For this exhibition in 2010, titled ‘Remember’, Gavin used critical and historical documents; texts from French novelist Gustave Flaubert (1821-1880) and legendary Italian film director Federico Fellini (1920-1993), along with the hidden fabric of Charlemont House itself, home to the Hugh Lane Gallery, to address The Golden Bough themes of: the ordering knowledge, ideas and cultural history.
In Gallery 8, an oval room accessed through the Sculpture Hall, the viewer was greeted with a looped audio appraisal of the work on show. This spoken word work titled ‘The Necessity of Ruins’ (2010) was a collection of fragmented texts and documents, and referred to ideas of the ruin, art and literature, the museum, and the novel. The two large museum wooden benches that take a foothold of the floor space were subtly disguised with two acrylic and hardwood screens. On the wall, ‘Eulogy to the Blank Page’ (2010) was a sculptural laser-cut acrylic rendering of a section of dialogue from Fellini’s highly influential classic fantasy drama, ‘8 ½’ (1963), for which the artist also commissioned a new typeface ‘Personal (Stencil)’: “We suffocate under words, images and symbols, which have no reason to exist. They come from the void and go towards the void. A truly worthy artist should be asked for nothing but this act of sincerity: to educate himself to silence.”
This work was acquired for the Hugh Lane Gallery Collection and can be viewed here:
Gavin Murphy’s practice questions the idea of necessity in art, while refusing to define or distinguish the contemporary from the anachronistic, or accept definite perspectives. In this way the works oscillate between the wonder and futility of investigation.

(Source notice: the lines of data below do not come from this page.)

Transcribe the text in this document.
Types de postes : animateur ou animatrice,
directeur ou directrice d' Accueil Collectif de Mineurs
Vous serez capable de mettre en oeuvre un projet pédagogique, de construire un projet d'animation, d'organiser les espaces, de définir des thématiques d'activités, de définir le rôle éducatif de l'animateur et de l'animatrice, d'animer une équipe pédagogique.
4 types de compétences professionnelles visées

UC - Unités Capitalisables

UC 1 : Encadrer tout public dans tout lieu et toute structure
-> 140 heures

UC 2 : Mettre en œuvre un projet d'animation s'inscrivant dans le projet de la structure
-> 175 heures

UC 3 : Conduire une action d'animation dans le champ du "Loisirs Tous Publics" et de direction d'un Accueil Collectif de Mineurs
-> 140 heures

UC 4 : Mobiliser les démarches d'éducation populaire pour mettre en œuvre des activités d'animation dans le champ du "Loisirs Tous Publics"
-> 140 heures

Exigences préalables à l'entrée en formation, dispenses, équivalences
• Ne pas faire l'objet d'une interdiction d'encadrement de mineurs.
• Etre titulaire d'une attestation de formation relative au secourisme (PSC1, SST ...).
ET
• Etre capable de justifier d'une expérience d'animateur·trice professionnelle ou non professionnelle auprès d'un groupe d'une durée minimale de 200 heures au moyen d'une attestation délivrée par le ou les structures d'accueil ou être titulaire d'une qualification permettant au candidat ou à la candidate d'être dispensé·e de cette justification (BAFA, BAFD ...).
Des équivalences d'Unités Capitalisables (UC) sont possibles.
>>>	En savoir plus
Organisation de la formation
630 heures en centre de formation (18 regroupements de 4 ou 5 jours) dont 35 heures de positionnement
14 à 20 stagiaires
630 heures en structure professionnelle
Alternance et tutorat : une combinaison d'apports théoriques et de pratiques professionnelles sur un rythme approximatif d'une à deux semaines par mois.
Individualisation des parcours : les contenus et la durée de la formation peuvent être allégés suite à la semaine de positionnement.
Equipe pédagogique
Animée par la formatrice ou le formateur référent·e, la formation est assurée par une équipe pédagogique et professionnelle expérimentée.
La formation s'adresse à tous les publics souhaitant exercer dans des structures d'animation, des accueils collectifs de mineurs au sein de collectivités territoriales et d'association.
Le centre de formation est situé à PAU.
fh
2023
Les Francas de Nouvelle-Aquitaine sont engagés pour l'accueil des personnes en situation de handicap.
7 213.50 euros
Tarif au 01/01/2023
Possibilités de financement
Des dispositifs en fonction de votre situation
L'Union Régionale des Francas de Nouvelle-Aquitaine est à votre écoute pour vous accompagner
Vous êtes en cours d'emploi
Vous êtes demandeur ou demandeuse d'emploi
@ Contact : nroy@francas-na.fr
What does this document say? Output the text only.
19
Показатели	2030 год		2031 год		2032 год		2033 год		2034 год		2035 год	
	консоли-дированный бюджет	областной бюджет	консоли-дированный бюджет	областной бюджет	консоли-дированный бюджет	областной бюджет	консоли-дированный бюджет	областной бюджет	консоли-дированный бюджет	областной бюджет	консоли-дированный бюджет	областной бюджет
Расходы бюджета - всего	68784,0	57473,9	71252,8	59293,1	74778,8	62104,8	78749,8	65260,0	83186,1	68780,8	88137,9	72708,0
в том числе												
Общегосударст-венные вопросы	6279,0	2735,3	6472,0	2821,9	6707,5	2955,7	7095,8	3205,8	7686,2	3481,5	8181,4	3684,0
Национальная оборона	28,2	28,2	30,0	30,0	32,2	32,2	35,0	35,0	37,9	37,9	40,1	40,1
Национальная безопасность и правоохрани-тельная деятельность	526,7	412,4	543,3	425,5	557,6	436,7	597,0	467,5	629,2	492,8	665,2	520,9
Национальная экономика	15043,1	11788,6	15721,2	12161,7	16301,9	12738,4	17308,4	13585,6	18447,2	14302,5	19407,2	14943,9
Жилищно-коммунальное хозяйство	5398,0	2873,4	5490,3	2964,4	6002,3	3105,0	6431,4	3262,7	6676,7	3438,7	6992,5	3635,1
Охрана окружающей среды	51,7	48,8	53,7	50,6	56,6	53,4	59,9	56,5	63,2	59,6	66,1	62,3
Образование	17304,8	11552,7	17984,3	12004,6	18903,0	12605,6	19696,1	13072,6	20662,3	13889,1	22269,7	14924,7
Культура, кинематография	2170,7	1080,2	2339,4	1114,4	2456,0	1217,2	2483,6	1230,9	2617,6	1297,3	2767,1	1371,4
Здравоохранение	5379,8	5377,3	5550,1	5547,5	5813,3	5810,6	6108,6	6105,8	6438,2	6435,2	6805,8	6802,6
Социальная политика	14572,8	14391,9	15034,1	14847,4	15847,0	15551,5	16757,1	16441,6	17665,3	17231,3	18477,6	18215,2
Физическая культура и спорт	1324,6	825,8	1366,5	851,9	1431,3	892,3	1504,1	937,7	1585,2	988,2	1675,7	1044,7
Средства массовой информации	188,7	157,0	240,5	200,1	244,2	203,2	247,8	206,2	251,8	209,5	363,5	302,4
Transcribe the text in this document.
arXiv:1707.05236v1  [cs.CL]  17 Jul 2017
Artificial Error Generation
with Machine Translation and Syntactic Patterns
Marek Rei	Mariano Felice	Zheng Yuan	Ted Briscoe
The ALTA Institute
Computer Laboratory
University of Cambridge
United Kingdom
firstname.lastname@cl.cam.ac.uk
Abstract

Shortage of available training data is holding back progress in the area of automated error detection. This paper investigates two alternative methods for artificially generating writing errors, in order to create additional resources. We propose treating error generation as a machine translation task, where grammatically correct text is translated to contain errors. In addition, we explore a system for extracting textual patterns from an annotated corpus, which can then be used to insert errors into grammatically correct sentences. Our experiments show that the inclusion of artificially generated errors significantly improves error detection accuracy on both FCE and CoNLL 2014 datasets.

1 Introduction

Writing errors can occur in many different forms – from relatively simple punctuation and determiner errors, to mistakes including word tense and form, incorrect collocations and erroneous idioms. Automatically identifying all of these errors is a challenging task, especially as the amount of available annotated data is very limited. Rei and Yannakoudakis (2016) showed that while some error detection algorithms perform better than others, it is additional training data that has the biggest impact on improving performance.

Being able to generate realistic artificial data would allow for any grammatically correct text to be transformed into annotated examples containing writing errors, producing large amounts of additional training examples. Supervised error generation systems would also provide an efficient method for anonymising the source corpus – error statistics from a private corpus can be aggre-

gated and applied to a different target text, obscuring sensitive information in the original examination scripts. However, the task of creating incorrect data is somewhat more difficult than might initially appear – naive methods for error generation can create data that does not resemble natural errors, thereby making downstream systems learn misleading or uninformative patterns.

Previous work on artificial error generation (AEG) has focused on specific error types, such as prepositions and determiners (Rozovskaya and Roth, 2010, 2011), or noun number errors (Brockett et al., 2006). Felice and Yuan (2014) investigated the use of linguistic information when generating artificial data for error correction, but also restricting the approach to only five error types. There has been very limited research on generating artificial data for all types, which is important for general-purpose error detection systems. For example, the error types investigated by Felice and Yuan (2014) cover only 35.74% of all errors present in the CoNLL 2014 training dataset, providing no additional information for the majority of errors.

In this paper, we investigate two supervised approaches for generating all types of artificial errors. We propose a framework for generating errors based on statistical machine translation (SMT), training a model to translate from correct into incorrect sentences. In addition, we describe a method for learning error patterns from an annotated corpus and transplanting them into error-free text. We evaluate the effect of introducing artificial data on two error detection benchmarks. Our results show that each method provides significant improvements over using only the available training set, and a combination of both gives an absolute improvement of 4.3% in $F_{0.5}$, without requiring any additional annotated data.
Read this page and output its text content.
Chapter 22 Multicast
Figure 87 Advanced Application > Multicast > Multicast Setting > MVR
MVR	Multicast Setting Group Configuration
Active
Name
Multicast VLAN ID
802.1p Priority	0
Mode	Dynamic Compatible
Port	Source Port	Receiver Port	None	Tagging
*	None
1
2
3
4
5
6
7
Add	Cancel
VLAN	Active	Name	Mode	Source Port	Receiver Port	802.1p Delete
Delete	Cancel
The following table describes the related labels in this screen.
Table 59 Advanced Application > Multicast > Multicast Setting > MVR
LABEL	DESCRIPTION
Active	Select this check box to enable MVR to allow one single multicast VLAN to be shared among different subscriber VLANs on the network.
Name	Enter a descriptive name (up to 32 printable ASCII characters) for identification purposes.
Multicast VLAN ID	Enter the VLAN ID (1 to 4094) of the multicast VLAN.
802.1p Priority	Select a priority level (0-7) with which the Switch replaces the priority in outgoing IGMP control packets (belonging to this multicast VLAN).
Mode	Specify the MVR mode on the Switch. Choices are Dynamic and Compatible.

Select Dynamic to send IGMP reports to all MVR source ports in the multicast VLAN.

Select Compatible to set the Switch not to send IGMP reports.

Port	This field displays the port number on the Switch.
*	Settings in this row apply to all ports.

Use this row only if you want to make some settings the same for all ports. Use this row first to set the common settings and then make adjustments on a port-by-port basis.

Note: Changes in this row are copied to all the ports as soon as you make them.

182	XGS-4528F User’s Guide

A decade later we return to a quote referenced in the exhibition from Milan Kundera’s critically appraised seven part essay ‘The Curtain’ (2005): "Against our real world, which by its very nature is fleeting and worthy of forgetting, works of art stand as a different world, a world that is ideal, solid, where every detail has its importance, its meaning, where everything in it – every word, every phrase – deserves to be unforgettable and was conceived as such.” As we look back each week through the exhibitions in our archive, igniting a collective memory of what was before lockdown, how and what will we remember (or forget) when we transition out of this period?
Gavin Murphy is a Dublin-based artist and curator with an interest in cultural sites and histories. His research-based, intertextual practice involves the assemblage of unique fabricated elements, sourced and found objects, images and texts, with an interest in the sculptural possibilities of cinematic structures and mise en scène. Murphy is co-director/curator of Pallas Projects/Studios, Dublin. Solo exhibitions include Double Movement, Temple Bar Gallery + Studios, 2017; In Art We Are Poor Citizens, Dublin City Gallery The Hugh Lane, 2014; Something New Under the Sun, Royal Hibernian Academy, 2012; Colophon, Oonagh Young Gallery, 2012; Remember, Dublin City Gallery The Hugh Lane, 2010; and Moving Deaths, The Lab, 2008.